Targeting Hsp27 for the treatment of castrate-resistant prostate cancer
Zoubeidi, A., Chi, K.N., Gleave, M.
 
 
Prostate cancer is the most common cancer in men and the second leading cause of death from cancer in North America. While responsive to androgen ablation in its early stages, prostate cancer eventually becomes castration-resistant (CRPC) and metastasizes, preferentially to bone. Once this happens, the disease carries considerable morbidity and is incurable. Previous work conducted in our laboratory showed that heat shock protein HSP 27, a stress-activated cytoprotective chaperone, is upregulated after castration and chemotherapy in prostate cancer and associated with metastasis and poor prognosis.
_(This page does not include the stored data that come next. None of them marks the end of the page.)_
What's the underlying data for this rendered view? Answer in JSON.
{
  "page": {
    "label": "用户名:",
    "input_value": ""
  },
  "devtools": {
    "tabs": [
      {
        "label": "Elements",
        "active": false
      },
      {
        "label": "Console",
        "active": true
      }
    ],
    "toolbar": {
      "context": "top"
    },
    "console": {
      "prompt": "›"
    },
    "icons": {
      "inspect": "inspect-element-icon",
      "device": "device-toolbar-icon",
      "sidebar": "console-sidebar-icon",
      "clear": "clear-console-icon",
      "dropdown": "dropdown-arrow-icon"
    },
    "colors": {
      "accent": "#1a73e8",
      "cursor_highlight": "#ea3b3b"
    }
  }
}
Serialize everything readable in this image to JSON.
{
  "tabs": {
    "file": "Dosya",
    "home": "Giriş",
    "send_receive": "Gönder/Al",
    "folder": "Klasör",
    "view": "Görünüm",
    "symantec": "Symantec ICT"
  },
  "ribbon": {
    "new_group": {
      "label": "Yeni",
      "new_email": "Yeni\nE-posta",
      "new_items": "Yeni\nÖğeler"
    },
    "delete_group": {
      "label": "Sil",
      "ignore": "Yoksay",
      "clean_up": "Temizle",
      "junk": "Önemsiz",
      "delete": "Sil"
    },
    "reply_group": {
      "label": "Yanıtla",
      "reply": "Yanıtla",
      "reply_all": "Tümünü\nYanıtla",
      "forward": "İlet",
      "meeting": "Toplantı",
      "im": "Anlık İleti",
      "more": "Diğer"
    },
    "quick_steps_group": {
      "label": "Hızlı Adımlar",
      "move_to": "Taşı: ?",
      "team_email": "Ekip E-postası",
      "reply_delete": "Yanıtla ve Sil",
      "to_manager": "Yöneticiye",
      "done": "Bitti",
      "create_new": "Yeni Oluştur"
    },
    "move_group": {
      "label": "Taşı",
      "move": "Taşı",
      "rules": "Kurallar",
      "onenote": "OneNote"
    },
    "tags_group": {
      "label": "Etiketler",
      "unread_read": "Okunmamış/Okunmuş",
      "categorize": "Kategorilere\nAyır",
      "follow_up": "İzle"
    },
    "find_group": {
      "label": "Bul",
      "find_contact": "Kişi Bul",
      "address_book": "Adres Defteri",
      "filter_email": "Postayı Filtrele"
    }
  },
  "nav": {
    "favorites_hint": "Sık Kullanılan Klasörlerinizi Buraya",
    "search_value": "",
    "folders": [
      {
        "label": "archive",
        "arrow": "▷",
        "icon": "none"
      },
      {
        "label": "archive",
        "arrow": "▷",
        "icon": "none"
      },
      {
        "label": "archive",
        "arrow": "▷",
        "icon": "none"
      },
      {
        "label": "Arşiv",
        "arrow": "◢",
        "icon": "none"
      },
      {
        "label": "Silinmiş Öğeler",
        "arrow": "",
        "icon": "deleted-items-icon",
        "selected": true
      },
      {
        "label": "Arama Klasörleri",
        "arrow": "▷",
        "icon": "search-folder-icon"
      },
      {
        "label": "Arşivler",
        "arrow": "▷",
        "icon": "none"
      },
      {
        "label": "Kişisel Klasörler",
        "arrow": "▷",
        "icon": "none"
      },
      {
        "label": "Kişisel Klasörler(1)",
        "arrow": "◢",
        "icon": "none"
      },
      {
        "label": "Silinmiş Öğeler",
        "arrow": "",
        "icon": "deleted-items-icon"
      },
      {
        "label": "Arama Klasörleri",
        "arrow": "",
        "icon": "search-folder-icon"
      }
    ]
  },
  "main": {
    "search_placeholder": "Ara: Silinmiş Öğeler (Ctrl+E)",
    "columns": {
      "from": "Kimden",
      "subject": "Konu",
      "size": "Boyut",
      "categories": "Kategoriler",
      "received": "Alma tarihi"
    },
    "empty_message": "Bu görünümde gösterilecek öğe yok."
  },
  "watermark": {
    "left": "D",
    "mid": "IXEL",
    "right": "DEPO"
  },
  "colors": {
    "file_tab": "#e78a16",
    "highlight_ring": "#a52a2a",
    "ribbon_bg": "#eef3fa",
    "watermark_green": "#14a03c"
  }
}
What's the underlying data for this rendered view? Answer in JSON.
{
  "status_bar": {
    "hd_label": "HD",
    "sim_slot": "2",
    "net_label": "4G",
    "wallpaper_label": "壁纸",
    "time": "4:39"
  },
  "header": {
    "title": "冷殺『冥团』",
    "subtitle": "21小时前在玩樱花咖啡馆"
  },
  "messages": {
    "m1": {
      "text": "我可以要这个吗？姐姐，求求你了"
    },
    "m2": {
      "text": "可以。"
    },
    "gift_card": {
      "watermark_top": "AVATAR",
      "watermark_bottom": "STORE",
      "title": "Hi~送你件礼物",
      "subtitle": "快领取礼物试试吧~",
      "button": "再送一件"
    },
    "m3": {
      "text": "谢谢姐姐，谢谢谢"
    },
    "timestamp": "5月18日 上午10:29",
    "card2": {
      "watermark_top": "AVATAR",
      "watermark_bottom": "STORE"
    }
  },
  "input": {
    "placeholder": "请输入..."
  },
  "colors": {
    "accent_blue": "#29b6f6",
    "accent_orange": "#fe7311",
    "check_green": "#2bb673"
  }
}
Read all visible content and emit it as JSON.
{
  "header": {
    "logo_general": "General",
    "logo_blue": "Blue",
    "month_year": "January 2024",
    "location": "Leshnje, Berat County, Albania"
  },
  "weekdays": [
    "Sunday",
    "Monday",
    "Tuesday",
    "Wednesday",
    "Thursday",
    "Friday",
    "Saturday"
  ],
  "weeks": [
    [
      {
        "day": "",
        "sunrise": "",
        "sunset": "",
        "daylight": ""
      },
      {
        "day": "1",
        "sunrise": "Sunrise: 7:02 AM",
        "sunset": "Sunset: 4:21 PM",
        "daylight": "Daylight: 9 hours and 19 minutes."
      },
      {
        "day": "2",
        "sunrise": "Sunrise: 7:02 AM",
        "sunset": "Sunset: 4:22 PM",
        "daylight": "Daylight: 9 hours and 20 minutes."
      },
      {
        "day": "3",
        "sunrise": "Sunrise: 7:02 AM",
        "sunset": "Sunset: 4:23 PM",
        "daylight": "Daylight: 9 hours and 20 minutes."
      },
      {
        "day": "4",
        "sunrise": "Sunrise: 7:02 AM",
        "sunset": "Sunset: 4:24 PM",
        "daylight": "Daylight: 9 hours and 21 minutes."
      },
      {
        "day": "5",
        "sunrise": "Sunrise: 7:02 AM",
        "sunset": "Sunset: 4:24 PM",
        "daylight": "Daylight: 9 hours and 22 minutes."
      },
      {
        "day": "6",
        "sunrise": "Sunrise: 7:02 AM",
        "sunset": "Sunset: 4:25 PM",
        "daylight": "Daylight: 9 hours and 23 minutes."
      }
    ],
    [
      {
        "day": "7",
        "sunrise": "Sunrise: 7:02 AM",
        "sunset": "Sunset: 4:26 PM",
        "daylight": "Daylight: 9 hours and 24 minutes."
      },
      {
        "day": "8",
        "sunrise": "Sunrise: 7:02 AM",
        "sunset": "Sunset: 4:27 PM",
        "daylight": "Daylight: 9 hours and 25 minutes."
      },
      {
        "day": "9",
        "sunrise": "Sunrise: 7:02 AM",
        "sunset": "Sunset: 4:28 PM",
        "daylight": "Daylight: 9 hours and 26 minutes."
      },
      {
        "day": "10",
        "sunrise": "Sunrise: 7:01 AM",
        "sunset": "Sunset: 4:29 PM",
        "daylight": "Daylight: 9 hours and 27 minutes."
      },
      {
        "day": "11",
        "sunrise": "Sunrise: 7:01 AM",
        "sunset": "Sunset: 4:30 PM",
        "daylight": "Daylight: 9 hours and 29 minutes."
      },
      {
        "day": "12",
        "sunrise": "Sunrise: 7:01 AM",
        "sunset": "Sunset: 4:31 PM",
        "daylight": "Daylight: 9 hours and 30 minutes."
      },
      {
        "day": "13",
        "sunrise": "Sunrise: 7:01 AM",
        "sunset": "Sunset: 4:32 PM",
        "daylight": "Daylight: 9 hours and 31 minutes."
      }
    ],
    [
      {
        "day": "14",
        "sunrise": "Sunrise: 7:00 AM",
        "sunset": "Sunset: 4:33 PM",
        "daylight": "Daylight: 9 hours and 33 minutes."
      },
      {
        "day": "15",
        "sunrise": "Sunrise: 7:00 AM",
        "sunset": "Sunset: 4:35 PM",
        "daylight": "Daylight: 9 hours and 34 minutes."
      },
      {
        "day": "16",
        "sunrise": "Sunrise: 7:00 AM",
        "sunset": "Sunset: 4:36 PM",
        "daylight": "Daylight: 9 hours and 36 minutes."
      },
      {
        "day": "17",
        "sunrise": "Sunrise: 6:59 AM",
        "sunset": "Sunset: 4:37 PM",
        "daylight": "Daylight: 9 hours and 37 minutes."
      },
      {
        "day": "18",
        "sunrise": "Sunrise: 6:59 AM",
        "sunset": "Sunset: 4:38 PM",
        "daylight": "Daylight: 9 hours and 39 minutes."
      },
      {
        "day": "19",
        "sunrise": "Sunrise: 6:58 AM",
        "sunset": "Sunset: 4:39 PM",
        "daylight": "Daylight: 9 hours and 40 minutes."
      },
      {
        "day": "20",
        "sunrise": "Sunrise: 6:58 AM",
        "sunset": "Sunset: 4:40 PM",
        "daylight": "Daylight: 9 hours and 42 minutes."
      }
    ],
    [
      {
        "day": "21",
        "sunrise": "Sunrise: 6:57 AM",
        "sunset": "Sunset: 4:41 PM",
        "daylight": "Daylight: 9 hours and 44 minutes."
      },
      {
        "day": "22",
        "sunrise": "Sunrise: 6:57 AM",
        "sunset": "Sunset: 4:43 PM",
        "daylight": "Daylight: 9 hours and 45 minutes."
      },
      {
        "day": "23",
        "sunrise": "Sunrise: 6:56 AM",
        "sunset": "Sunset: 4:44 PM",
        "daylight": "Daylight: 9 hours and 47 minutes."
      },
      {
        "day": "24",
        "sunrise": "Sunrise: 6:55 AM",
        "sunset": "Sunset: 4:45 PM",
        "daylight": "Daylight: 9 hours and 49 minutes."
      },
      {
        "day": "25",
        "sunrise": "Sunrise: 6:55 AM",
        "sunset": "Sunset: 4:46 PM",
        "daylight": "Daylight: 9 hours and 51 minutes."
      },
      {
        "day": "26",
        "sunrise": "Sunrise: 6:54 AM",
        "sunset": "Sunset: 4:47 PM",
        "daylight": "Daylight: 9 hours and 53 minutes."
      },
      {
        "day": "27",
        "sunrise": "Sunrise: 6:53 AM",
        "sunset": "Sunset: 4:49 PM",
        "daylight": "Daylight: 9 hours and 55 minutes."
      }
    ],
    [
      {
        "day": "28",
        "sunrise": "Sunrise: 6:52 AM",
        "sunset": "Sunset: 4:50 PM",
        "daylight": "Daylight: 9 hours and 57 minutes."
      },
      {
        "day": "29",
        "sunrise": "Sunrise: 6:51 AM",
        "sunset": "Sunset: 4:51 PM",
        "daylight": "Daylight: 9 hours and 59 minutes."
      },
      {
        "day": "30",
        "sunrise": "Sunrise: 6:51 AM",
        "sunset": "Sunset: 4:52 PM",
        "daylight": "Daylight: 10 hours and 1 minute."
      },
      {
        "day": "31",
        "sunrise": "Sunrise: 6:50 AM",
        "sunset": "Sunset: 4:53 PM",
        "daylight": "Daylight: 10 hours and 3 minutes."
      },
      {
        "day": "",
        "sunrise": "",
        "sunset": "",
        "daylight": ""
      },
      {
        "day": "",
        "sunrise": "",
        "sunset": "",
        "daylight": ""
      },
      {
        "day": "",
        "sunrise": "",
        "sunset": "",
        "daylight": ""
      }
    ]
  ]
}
HSP 27 acts through an ATP-independent mechanism, making this target less amenable to inhibition by small molecules, and so strategies to inhibit HSP 27 at the gene expression level become appealing. Indeed, known nucleotide sequences of cancer-relevant genes offer the possibility to rapidly design antisense oligonucleotides (ASO) or short interfering RNA (siRNA) for loss-of-function and preclinical proof-of-principle studies. We will review antiapoptotic and cell survival pathways regulated by HSP 27 and preclinical studies using antisense therapeutics (OGX-427) to support targeting of HSP 27 in CRPC.